Most people in the world know that harm can come their way. That it can, and does, and will. And now even people in the West, who grew up thinking they could control their lives, are finding out that, because of the "reality distortion field" of a bunch of bankers, they can't.

This week, another powerful man died from cancer. But this one knew about cause and effect. "It's the fags," said Christopher Hitchens, "that will get me in the end." And, very sadly, but entirely logically, they did.
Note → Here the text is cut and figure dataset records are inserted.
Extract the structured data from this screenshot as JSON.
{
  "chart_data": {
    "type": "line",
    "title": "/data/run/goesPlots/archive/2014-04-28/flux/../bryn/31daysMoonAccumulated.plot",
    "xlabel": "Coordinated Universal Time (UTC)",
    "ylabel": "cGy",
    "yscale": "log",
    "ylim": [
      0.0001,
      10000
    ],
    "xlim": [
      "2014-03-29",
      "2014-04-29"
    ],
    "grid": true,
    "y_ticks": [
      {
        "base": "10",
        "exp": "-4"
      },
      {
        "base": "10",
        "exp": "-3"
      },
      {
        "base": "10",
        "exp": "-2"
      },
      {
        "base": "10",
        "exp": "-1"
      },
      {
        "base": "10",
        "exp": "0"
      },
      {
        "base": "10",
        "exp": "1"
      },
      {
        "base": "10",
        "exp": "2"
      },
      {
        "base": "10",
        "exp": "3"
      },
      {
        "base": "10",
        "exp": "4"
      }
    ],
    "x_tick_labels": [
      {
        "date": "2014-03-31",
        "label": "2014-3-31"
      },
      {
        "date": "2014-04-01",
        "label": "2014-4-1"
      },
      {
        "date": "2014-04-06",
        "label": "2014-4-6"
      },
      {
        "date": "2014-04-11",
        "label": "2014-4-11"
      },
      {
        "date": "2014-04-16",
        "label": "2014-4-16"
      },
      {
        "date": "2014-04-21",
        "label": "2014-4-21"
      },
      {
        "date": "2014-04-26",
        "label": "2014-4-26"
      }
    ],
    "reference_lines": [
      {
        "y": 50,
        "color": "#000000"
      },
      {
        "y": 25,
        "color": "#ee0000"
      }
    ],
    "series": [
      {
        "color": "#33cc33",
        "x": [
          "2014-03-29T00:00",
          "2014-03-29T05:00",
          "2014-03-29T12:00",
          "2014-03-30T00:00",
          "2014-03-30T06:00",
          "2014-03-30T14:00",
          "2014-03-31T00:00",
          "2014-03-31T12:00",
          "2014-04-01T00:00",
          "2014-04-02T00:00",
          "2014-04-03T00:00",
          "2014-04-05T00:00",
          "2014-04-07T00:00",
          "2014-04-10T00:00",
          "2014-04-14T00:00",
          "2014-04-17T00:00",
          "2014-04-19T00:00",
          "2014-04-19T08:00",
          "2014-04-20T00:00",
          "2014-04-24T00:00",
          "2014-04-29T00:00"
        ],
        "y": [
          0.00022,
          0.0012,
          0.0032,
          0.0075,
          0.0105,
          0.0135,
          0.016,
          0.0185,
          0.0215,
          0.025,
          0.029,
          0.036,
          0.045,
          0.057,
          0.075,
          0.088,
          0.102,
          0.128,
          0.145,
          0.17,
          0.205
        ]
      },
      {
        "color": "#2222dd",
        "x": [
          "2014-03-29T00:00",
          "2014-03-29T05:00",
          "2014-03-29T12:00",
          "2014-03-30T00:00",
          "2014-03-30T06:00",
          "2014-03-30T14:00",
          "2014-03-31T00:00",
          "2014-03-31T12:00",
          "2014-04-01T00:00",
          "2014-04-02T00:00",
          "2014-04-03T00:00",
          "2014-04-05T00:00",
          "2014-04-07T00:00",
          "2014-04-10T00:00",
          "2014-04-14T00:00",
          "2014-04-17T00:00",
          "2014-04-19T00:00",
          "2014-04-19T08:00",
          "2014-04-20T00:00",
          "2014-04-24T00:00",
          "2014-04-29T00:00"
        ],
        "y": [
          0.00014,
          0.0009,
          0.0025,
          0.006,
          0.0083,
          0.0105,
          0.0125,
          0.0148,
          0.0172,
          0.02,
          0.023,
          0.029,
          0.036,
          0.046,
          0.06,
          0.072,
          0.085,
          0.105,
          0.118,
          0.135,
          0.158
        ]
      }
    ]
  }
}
A rousing chorus of London pride

Most voices on Radio 4 sound like Libby Purves. But this week, in the "book of the week", which is something you'd only really expect to get on Radio 4, or perhaps in a nursery school, some of them didn't. This week, in extracts from a book called Londoners, there were the voices of plumbers, and squatters, and bike mechanics, and personal trainers, and even of a Wiccan high priestess.

"Someone once rang up," said the lost-property clerk in the final episode, "and said 'I left a piece of gateau on the Tube'." On this occasion, he couldn't help. But with false teeth, and gorilla suits, and suitcases full of cash, he could. "You meet a hell of a lot of good people," he says. Yes, as this mesmerising snapshot of a city of seven million reminded us, you do.

At last, a banker who's seen the light

There aren't that many people in banking you could describe as speaking up for the oppressed. But there is, I think, one. He's called Antonio Horta-Osorio and he is, though handsome, rich and successful, most famous for being "exhausted".

Being "exhausted", it turned out, when he was signed off work from his job as the chief exec at Lloyds bank, wasn't a euphemism for "executive stress". It meant crawling the walls for lack of sleep. "I understand now why they use sleep deprivation to torture prisoners," says Horta-Osorio, who was, apparently, deeply shocked to put his head on the pillow and find that sleep wouldn't come. Some of us could have told him that before. But if bankers have finally discovered insomnia, perhaps there's hope of a cure.